Sadly they are not; they are abandoned.

FRIDAY

I went to speak at St Olave’s School History Society on Margaret Thatcher’s premiership. A big crowd and there of their own free will apparently. The words flowed easily. I have lived this bit of history as a walk-on part.

SATURDAY

Our local church was locked so I had to content myself with a long walk through the grey foggy afternoon and by seven it was absolutely pitch dark – no stars or moon, not even the outlines of the hills visible. Our only calls the Jehovahs Witnesses. They must feel like the wanderers in Luke 10:

“Carry no purse, no bag, no sandals…”

Fourth Week in Ordinary Time

SUNDAY

I was watching or finishing set two of the Andy Murray match so I missed half the Mass. I don’t suppose it matters much. I missed my favourite psalm:

Oh that today you would listen to his voice,
Harden not your hearts as at Meribah
As on that day at Massah in the desert

(Psalm 94)

MONDAY – The Presentation of the Lord

There was the annual mass for religious at Westminster Cathedral, which I suppose I gatecrashed.

Luke’s reading is of course the beautiful peon of Simeon:

“Now Master you can let your servant go in peace, just as you promised, because my eyes have seen the salvation, which you have prepared for all the nations to see, a light to enlighten the Pagan and the glory of your people Israel.”

(Luke 2:22-40)

TUESDAY

We had a debate on mitochondrial DNA. I wish I could have made some more elevated arguments to do with the human soul but they alluded me. To do the process you have to kill between two and ten embryos.

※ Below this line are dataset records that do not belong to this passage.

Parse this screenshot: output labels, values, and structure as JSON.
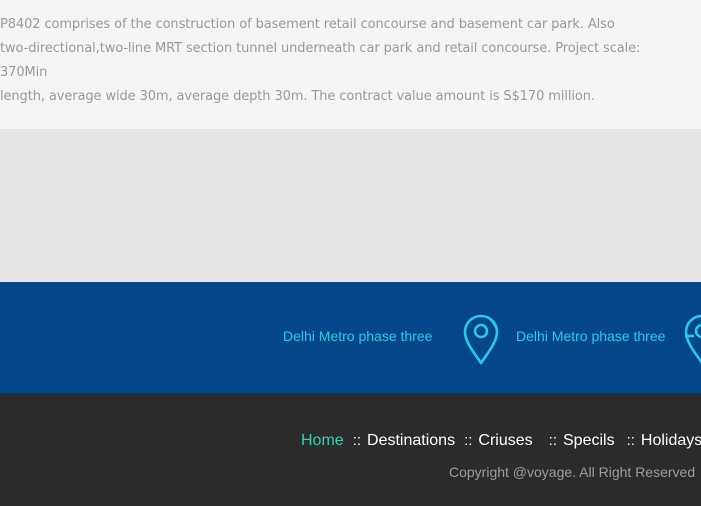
{
  "description": {
    "line1": "P8402 comprises of the construction of basement retail concourse and basement car park. Also",
    "line2": "two-directional,two-line MRT section tunnel underneath car park and retail concourse. Project scale: 370Min",
    "line3": "length, average wide 30m, average depth 30m. The contract value amount is S$170 million."
  },
  "ticker": {
    "items": [
      {
        "label": "Delhi Metro phase three",
        "icon": "map-pin-icon"
      },
      {
        "label": "Delhi Metro phase three",
        "icon": "map-pin-icon"
      }
    ],
    "color": "#29c9e4",
    "background": "#03478a"
  },
  "footer": {
    "nav": [
      {
        "label": "Home",
        "active": true
      },
      {
        "label": "Destinations",
        "active": false
      },
      {
        "label": "Criuses",
        "active": false
      },
      {
        "label": "Specils",
        "active": false
      },
      {
        "label": "Holidays",
        "active": false
      }
    ],
    "separator": "::",
    "copyright": "Copyright @voyage. All Right Reserved",
    "active_color": "#2fd0b3"
  }
}
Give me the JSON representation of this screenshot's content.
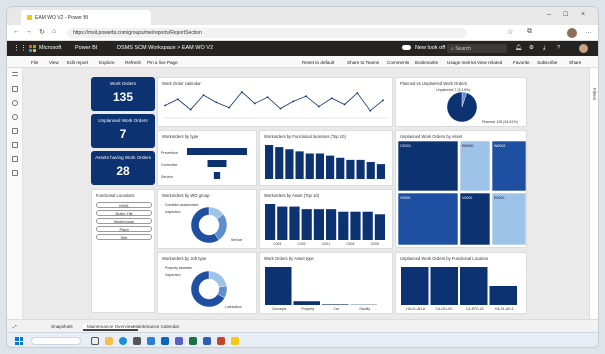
{
  "browser": {
    "tab_title": "EAM WO V2 - Power BI",
    "url": "https://msit.powerbi.com/groups/me/reports/ReportSection"
  },
  "app": {
    "brand": "Microsoft",
    "product": "Power BI",
    "breadcrumb": "DSMS SCM Workspace > EAM WO V2",
    "new_look": "New look off",
    "search_placeholder": "Search"
  },
  "toolbar": {
    "file": "File",
    "view": "View",
    "edit": "Edit report",
    "explore": "Explore",
    "refresh": "Refresh",
    "pin": "Pin a live Page",
    "reset": "Reset to default",
    "share_teams": "Share to Teams",
    "comments": "Comments",
    "bookmarks": "Bookmarks",
    "usage": "Usage metrics",
    "view_related": "View related",
    "favorite": "Favorite",
    "subscribe": "Subscribe",
    "share": "Share"
  },
  "filters_label": "Filters",
  "kpis": [
    {
      "title": "Work Orders",
      "value": "135"
    },
    {
      "title": "Unplanned Work Orders",
      "value": "7"
    },
    {
      "title": "Assets having Work Orders",
      "value": "28"
    }
  ],
  "slicer": {
    "title": "Functional Locations",
    "items": [
      "HWA",
      "Boiler Hill",
      "Warehouse",
      "Plant",
      "Site"
    ]
  },
  "visual_titles": {
    "calendar": "Work Order calendar",
    "planned_pie": "Planned vs Unplanned Work Orders",
    "by_type": "Workorders by type",
    "by_fl": "Workorders by Functional locations (Top 10)",
    "unplanned_asset": "Unplanned Work Orders by Asset",
    "by_wo_group": "Workorders by WO group",
    "by_asset": "Workorders by Asset (Top 10)",
    "by_job_type": "Workorders by Job type",
    "by_asset_type": "Work Orders by Asset type",
    "unplanned_fl": "Unplanned Work Orders by Functional Location"
  },
  "chart_data": [
    {
      "id": "calendar",
      "type": "line",
      "values": [
        12,
        18,
        8,
        22,
        15,
        10,
        25,
        14,
        20,
        9,
        16,
        21,
        11,
        19,
        13,
        24,
        7,
        17
      ]
    },
    {
      "id": "planned_pie",
      "type": "pie",
      "slices": [
        {
          "label": "Unplanned 7 (5.19%)",
          "value": 7
        },
        {
          "label": "Planned 128 (94.81%)",
          "value": 128
        }
      ]
    },
    {
      "id": "by_type",
      "type": "bar",
      "categories": [
        "Preventive",
        "Corrective",
        "Service"
      ],
      "values": [
        95,
        30,
        10
      ]
    },
    {
      "id": "by_fl",
      "type": "bar",
      "values": [
        16,
        15,
        14,
        13,
        12,
        12,
        11,
        10,
        9,
        9,
        8,
        7
      ]
    },
    {
      "id": "unplanned_asset",
      "type": "heatmap",
      "cells": [
        "CE001",
        "W0000",
        "W0002",
        "V0000",
        "V0002",
        "E0000"
      ]
    },
    {
      "id": "by_wo_group",
      "type": "pie",
      "slices": [
        {
          "label": "Condition assessment",
          "value": 20
        },
        {
          "label": "Inspection",
          "value": 35
        },
        {
          "label": "Service",
          "value": 80
        }
      ]
    },
    {
      "id": "by_asset",
      "type": "bar",
      "categories": [
        "C003",
        "C002",
        "C001",
        "C004",
        "C005"
      ],
      "values": [
        14,
        13,
        13,
        12,
        12,
        12,
        11,
        11,
        11,
        10
      ]
    },
    {
      "id": "by_job_type",
      "type": "pie",
      "slices": [
        {
          "label": "Property assessm",
          "value": 30
        },
        {
          "label": "Inspection",
          "value": 15
        },
        {
          "label": "Lubrication",
          "value": 90
        }
      ]
    },
    {
      "id": "by_asset_type",
      "type": "bar",
      "categories": [
        "Conveyor",
        "Property",
        "Car",
        "Facility"
      ],
      "values": [
        120,
        12,
        2,
        1
      ]
    },
    {
      "id": "unplanned_fl",
      "type": "bar",
      "categories": [
        "HA-01-AH-A",
        "CA-001-00...",
        "CA-EFG-02",
        "HA-01-AH-2"
      ],
      "values": [
        2,
        2,
        2,
        1
      ]
    }
  ],
  "pages": [
    "Snapshots",
    "Maintenance Overview",
    "Maintenance Calendar"
  ],
  "colors": {
    "navy": "#0d3271",
    "blue": "#1f4fa0",
    "light": "#9ec3e8",
    "mid": "#5d8fcf"
  }
}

“With so many witnesses in a great cloud on every side of us, we too, then should throw off everything that hinders us.” (Hebrews 12)

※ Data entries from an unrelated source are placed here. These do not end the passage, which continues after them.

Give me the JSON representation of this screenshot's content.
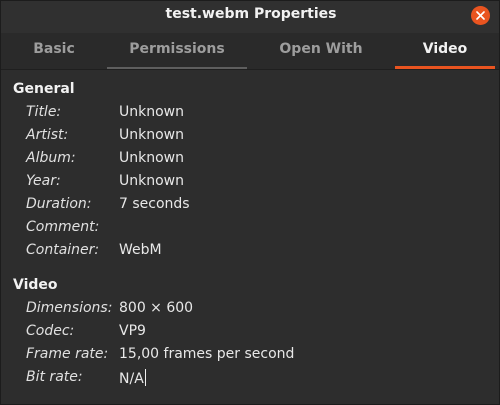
{
  "window": {
    "title": "test.webm Properties"
  },
  "tabs": [
    {
      "label": "Basic"
    },
    {
      "label": "Permissions"
    },
    {
      "label": "Open With"
    },
    {
      "label": "Video"
    }
  ],
  "general": {
    "heading": "General",
    "rows": [
      {
        "label": "Title:",
        "value": "Unknown"
      },
      {
        "label": "Artist:",
        "value": "Unknown"
      },
      {
        "label": "Album:",
        "value": "Unknown"
      },
      {
        "label": "Year:",
        "value": "Unknown"
      },
      {
        "label": "Duration:",
        "value": "7 seconds"
      },
      {
        "label": "Comment:",
        "value": ""
      },
      {
        "label": "Container:",
        "value": "WebM"
      }
    ]
  },
  "video": {
    "heading": "Video",
    "rows": [
      {
        "label": "Dimensions:",
        "value": "800 × 600"
      },
      {
        "label": "Codec:",
        "value": "VP9"
      },
      {
        "label": "Frame rate:",
        "value": "15,00 frames per second"
      },
      {
        "label": "Bit rate:",
        "value": "N/A"
      }
    ]
  },
  "colors": {
    "accent": "#e95420",
    "background": "#2d2d2d"
  }
}
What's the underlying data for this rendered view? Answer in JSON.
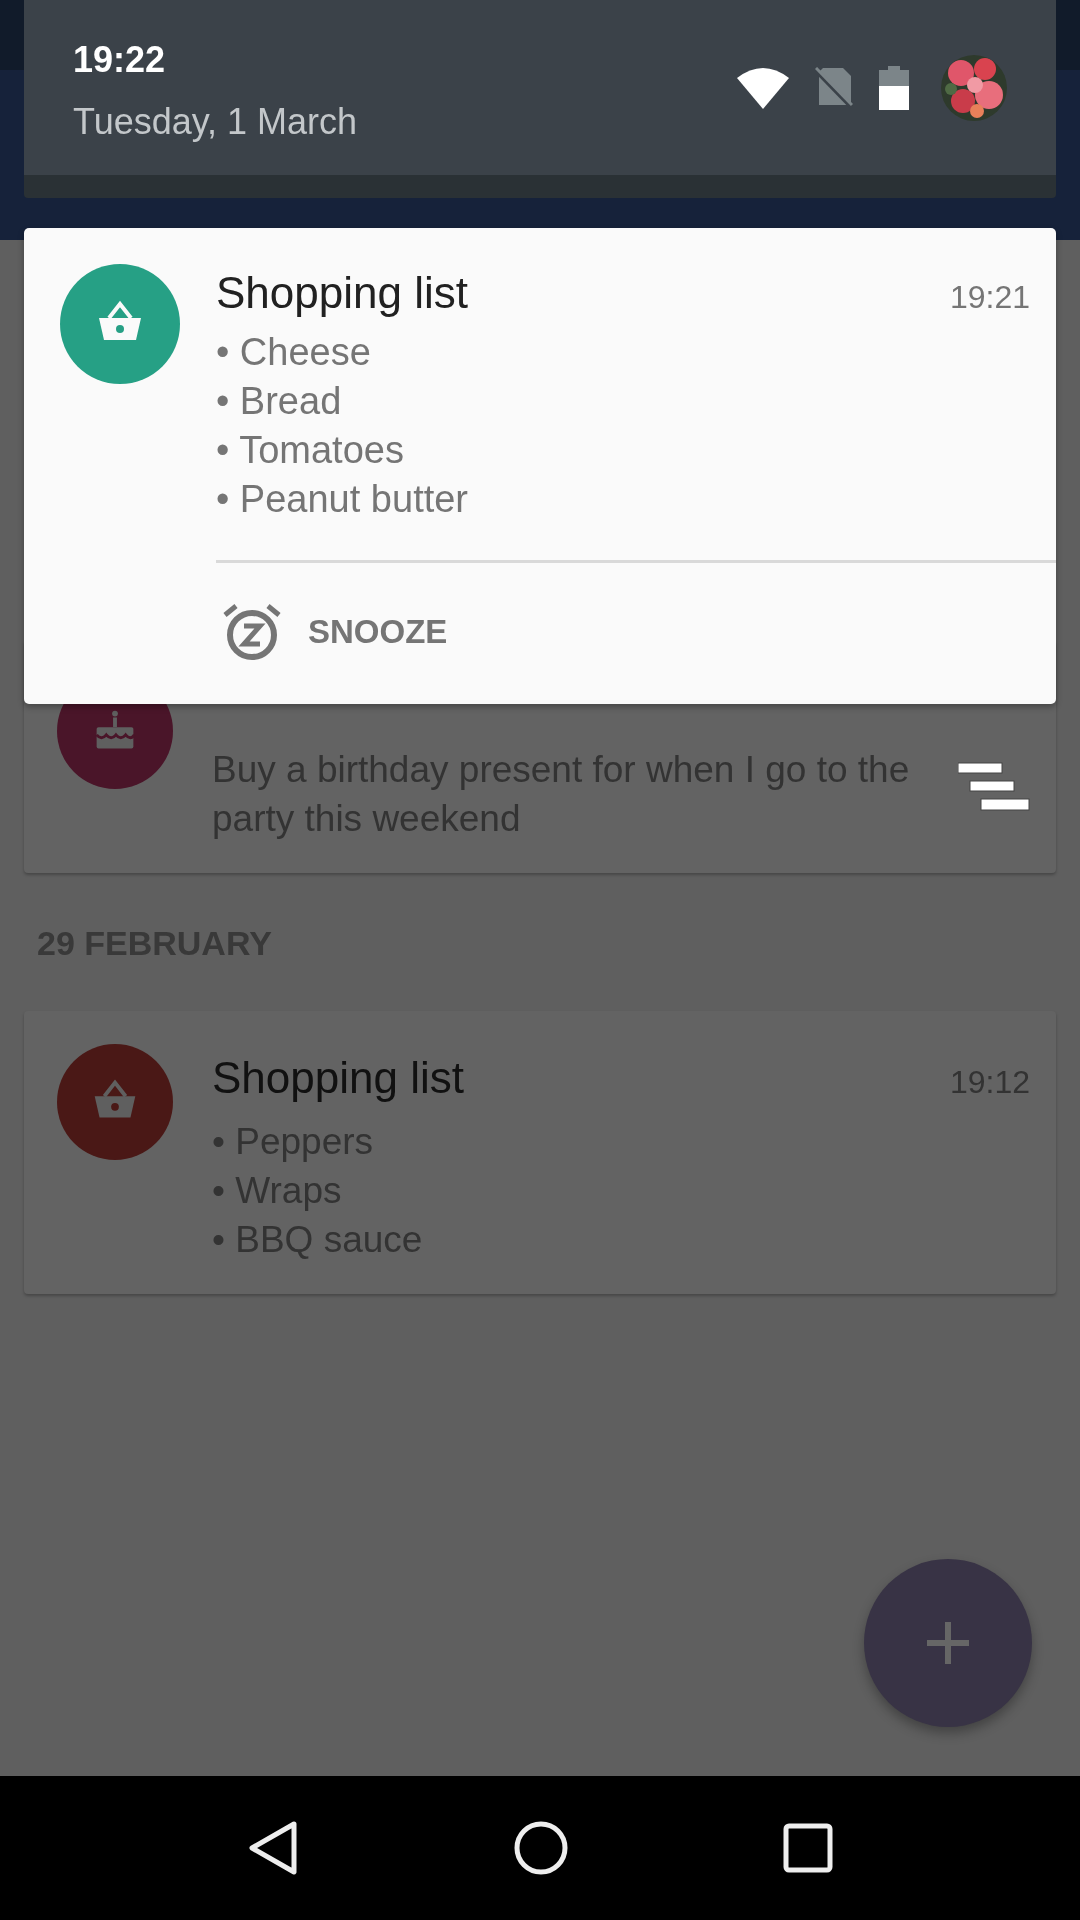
{
  "quick_settings": {
    "time": "19:22",
    "date": "Tuesday, 1 March"
  },
  "notification": {
    "title": "Shopping list",
    "time": "19:21",
    "lines": [
      "• Cheese",
      "• Bread",
      "• Tomatoes",
      "• Peanut butter"
    ],
    "actions": [
      {
        "label": "SNOOZE"
      }
    ]
  },
  "reminders": [
    {
      "kind": "birthday",
      "color": "#4a1529",
      "body": "Buy a birthday present for when I go to the party this weekend"
    }
  ],
  "sections": [
    {
      "heading": "29 FEBRUARY",
      "reminders": [
        {
          "kind": "shopping",
          "color": "#4a1816",
          "title": "Shopping list",
          "time": "19:12",
          "lines": [
            "• Peppers",
            "• Wraps",
            "• BBQ sauce"
          ]
        }
      ]
    }
  ]
}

Perhaps the embryos are in the great cloud of witnesses, now dead.

WEDNESDAY

In Hebrews 12:4-7, 11-15, there is a difficult passage about suffering:

“Suffering is part of your training.”

But why should it be? Perhaps this is the answer:

“Of course, any punishment is most painful at the time, and far from pleasant; but later in those on whom it has been used, it bears fruit in peace and goodness.”

THURSDAY – Saint Agatha

The evening before, much as I like Wolf Hall on the BBC, I decided to go to the XV dinner. I thought I would miss stories of cardinals and Dukes of Norfolk in sixteenth century England but I found myself sitting next to the Duke of Norfolk and two places down from Cardinal Murphy O’Connor.

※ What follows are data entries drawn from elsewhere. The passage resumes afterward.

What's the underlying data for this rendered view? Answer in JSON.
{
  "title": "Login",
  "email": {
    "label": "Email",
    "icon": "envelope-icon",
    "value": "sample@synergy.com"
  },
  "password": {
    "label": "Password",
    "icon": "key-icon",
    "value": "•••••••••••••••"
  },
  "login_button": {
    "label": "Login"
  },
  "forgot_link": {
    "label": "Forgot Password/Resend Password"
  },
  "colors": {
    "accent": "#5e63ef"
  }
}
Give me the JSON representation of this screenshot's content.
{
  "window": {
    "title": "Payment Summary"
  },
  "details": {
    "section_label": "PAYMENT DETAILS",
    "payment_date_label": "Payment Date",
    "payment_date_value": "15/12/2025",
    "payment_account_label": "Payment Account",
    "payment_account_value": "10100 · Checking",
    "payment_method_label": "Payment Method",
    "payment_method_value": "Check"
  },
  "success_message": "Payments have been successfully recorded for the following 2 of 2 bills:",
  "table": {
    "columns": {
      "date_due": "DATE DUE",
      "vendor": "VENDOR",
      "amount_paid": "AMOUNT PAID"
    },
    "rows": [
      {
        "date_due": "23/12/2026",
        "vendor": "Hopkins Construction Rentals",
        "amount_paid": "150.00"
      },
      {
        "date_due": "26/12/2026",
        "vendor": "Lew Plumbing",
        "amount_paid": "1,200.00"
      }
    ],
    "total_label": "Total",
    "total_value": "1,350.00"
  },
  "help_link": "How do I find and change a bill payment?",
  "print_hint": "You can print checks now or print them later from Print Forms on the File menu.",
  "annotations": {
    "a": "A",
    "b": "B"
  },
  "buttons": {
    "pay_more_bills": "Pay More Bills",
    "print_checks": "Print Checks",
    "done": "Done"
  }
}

Much changes but dukes and cardinals are still there.

“O God, we ponder your love within your temple.” (Psalm 47)

FRIDAY – St Paul Miki and Companions, Martyrs

“Continue to love each other like brothers and remember always to welcome strangers, for by doing this some people have entertained angels without knowing it.” (Hebrews 13)

This is the point. Better be nice to people we meet casually in the street. They might be angels.

SATURDAY

I was at Downside for the Oblates meeting. Father Alexander gave me this lovely prayer to cheer me up. It didn’t seem to calm the back pain, the middle of the night which before had been excruciating.

“May the Lord bless you and keep you, and shine the light of his face upon you, and give you peace.”

I think of it now when the press just wants to be malicious.